Oct 17, 2019 | 15:00—16:00
The economy of the United Republic of Tanzania is growing fast but remains vulnerable to disasters. Its transport system, which mainly consist of roads, often get disrupted by floods, leading to large economic losses. How could its resilience be improved? We formulate a dynamic agent-based model which combines two approaches: network criticality analyses and economic input–output models. It simulates the impacts of transportation disruption on firms, and how these impacts propagate along supply chains and affect households. We found that losses nonlinearly increase with the duration of the initial disruption. Supply chains amplify disruptions for nonprimary products, such as processed food. Bottlenecks varies with supply chains. Some infrastructures are critical to some agents, say international buyers, but of little use to others. Resilience-enhancing strategies need to articulate supply-side—e.g., improving infrastructure quality—and demand-side measures—e.g., manage the need for transportation.

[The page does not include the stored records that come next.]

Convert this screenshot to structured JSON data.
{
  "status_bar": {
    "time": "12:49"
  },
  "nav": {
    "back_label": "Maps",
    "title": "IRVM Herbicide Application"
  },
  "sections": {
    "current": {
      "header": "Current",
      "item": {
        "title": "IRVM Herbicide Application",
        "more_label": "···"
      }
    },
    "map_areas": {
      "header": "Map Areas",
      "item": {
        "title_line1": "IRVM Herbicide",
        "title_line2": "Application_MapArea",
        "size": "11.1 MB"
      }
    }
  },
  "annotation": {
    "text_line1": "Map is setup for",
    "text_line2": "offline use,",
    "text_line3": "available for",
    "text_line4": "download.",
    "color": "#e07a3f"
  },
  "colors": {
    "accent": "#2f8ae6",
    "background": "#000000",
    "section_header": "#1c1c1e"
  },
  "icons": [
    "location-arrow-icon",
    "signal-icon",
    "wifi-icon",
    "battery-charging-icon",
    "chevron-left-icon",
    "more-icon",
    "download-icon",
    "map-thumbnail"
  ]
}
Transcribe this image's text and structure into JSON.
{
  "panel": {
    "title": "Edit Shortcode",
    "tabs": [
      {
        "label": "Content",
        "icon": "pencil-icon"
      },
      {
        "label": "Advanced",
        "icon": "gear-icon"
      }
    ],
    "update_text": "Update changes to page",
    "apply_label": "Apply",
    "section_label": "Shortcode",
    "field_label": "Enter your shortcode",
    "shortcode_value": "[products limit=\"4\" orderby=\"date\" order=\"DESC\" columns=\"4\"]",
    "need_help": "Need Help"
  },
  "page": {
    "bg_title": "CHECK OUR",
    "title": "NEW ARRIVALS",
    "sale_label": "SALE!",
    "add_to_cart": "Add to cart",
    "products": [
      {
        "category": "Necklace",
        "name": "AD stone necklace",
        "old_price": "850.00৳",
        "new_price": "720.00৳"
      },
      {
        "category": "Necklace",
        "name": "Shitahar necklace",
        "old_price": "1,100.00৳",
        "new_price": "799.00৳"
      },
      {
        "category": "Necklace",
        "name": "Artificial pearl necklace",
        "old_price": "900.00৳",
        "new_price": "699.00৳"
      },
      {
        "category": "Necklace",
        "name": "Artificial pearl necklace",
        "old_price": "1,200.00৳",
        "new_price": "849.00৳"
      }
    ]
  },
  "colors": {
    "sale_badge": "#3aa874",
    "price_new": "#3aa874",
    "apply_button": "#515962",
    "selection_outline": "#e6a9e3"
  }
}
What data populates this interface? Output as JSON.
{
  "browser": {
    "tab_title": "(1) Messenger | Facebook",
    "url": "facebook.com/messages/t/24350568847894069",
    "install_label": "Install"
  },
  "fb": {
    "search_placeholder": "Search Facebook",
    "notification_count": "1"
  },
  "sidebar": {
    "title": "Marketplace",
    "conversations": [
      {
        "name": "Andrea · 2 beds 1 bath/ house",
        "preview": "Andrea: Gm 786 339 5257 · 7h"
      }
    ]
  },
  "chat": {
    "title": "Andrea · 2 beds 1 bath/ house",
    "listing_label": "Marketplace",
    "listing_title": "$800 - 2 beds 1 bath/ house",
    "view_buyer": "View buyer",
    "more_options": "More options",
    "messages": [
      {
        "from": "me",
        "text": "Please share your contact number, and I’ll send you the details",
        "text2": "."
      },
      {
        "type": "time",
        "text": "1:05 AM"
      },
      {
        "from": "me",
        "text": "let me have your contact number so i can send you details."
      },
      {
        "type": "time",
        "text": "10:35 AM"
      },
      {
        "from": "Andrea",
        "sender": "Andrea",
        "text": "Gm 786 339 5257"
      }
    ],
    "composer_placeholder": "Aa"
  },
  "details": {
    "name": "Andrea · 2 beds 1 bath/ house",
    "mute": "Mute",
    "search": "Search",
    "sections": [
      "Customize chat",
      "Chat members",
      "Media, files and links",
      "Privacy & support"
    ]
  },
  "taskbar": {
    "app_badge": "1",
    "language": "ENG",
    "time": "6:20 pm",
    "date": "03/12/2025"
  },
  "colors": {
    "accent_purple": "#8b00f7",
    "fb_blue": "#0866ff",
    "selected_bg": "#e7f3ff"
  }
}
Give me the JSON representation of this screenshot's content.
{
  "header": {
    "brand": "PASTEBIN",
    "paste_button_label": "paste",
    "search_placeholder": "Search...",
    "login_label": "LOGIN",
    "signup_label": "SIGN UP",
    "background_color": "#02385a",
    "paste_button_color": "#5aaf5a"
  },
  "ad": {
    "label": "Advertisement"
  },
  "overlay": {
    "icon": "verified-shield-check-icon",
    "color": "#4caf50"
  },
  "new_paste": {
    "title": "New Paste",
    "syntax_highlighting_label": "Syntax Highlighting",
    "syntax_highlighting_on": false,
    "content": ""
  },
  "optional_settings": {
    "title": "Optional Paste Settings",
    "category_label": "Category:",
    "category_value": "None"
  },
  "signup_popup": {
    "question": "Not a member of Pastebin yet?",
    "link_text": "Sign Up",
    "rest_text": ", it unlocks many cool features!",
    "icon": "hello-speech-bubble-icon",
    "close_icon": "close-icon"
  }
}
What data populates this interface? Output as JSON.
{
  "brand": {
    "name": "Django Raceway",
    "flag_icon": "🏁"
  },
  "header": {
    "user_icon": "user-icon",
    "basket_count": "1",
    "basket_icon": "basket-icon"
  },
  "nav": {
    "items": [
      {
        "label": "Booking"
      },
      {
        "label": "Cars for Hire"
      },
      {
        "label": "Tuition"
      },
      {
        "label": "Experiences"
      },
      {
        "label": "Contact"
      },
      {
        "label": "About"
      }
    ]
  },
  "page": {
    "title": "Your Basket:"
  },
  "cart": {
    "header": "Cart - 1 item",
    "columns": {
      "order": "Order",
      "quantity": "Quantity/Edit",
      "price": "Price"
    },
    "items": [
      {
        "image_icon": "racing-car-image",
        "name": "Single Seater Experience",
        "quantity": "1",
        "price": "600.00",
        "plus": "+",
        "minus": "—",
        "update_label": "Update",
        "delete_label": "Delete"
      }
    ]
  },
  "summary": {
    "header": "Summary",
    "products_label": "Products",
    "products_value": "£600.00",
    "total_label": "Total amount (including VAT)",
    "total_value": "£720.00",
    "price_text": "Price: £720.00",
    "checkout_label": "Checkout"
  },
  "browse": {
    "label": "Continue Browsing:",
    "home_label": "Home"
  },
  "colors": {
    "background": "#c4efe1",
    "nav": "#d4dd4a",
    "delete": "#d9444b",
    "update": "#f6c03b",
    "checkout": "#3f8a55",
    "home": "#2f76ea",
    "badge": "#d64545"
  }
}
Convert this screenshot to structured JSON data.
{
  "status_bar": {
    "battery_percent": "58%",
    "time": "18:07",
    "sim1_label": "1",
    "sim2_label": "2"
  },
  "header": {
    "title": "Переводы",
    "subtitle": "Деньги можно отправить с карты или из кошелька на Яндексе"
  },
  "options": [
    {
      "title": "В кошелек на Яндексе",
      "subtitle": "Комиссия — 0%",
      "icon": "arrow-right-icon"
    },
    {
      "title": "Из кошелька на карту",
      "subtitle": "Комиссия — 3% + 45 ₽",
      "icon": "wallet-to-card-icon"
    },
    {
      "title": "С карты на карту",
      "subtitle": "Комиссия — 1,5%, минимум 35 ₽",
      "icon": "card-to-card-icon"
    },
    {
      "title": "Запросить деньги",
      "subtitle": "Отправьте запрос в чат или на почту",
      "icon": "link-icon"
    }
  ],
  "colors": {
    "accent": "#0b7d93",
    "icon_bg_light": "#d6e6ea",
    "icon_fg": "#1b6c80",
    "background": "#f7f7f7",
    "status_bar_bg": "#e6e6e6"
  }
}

Celian is an Associate Research Scholar at the International Institute for Applied Systems Analysis (IIASA). His research focuses on the modeling of systemic risks, resilience and tipping points in ecological and economic systems, using system dynamics, agent-based modeling, and complex networks. He completed his Ph.D. in Applied Mathematics with Prof. Michael Ghil at Ecole Normale Supérieure Paris (2016), for a thesis entitled Modeling Economic Resilience. He holds a M.Sc. in Environmental Technology and Policy from Imperial College London (2011), and graduated from the Ecole Polytechnique Paris (2010), a multisciplinary engineering school. Celian is also associated with the World Bank, with the Complexity Science Hub Vienna, and is chief data advisor for Lemon Tri, a startup company in the recycling business.